This has the most seriously sinister beginning of any crime novel I have read in years. DI Henry Hobbes (of whom more presently) is summoned by his Sergeant to Bridlemere, a rambling Edwardian house in suburban London, where an elderly man has apparently committed suicide. Corpse – tick. Nearly empty bottle of vodka – tick. Sleeping pills on the nearby table – tick. Hobbes is not best pleased at his time being wasted, but the observant Meg Latimer has a couple of rabbits in her hat. One rabbit rolls up the dead man’s shirt to reveal some rather nasty knife cuts, and the other leads Hobbes on a tour round the house, where he discovers identical sets of women’s clothing, all laid out formally, and each with gashes in the midriff area, stained red. Sometimes the stains are actual blood, but others are as banal as paint and tomato sauce.
Hobbes makes a more thorough investigation of the strange house, and finds a cellar in which he discovers something even more disturbing. Author Jeff Noon introduced us to Hobbes in Slow Motion Ghosts (2019 – click for the review) and, like that earlier novel, this one is set in the 1980s. Hobbes is a bit of a misfit. He is certainly not ‘one of the lads’ back at the station. He is quiet, cerebral and single, his marriage to Glenda being certainly on the rocks and close to being sunk.
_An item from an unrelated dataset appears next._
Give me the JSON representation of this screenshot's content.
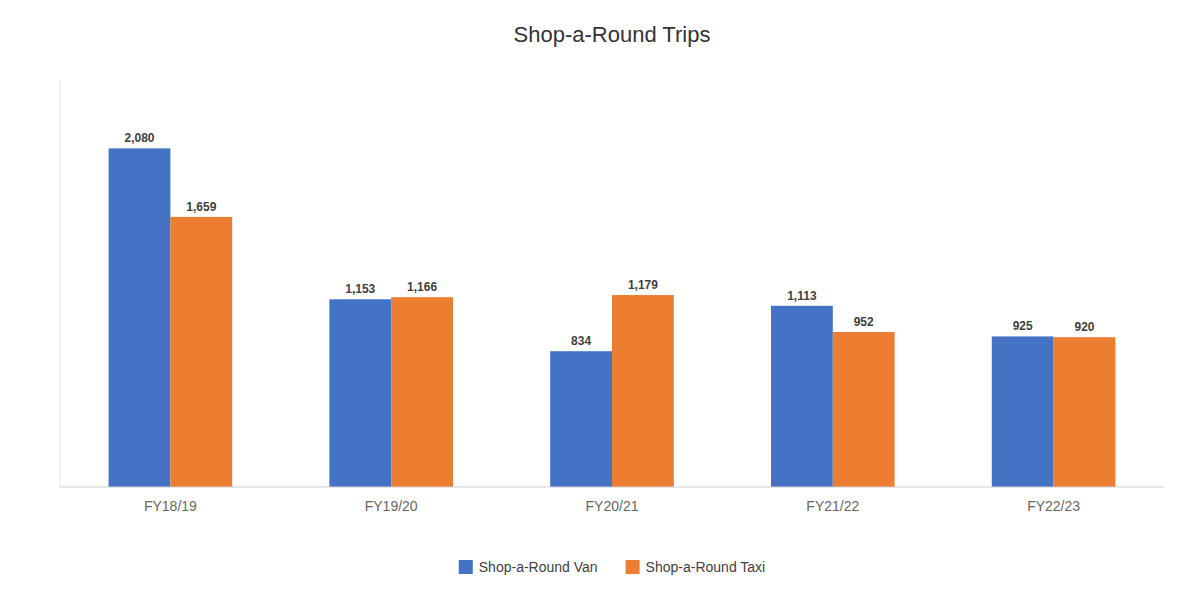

As he tries to work out what secrets lie within the walls of Bridlemere, he has personal problems, the chief of which being the fact that his 17 year-old son has left home to live in a squat, where both his health and sanity are threatened.
Hobbes believes that although Leonard Graves did probably take his own life, an enigmatic note he left suggests that there is a body concealed somewhere in the house.. While an intensive search produces no human remains, what Hobbes calls The Case of The Thirteen Dresses becomes a genuine murder enquiry when the body of the old man’s son is found, battered to death in Richmond Park.
The more Hobbes learns about the Graves family, the more he feels drawn into their sinister world. Mary Estelle, Leonard’s wife, a former actress of renown, is living out her days in an old folk’s home, absorbed in her glittering memories, but was she responsible for corrupting her three children Rosamund, Camilla and Nicholas? Was there a fourth child, Adeline, mentioned in Leonard’s suicide not? And what of the grandson, David, and his obsession with Kusozu, the macabre Japanese art form that depicts the very corruption of death?
My verdict on House With No Doors? In a nutshell, brilliant – a tour de force. Jeff Noon (right) has taken the humble police procedural, blended in a genuinely frightening psychological element, added a layer of human corruption and, finally, seasoned the dish with a piquant dash of insanity. On a purely narrative level, he also includes one of the most daring and astonishing final plot twists I have read in many a long year.
Jeff Noon takes us to places unvisited since the days of the late, great Derek Raymond. This novel is crime fiction, yes, but also a journey into the darkest corners of the human soul. Raymond’s nameless copper also walked the bleaker streets of London, and he had a passion verging on obsession for avenging the victims of crime by finding the people who killed them. Henry Hobbes shares this single mindedness. House With No Doors is a chronicle of madness wearing a mask of normality. It is deeply moving and as Hobbes mines deeper and deeper into history of the Graves family, he shows us that it is not only the dead who are victims. The book is published by Doubleday and is out on 14th January.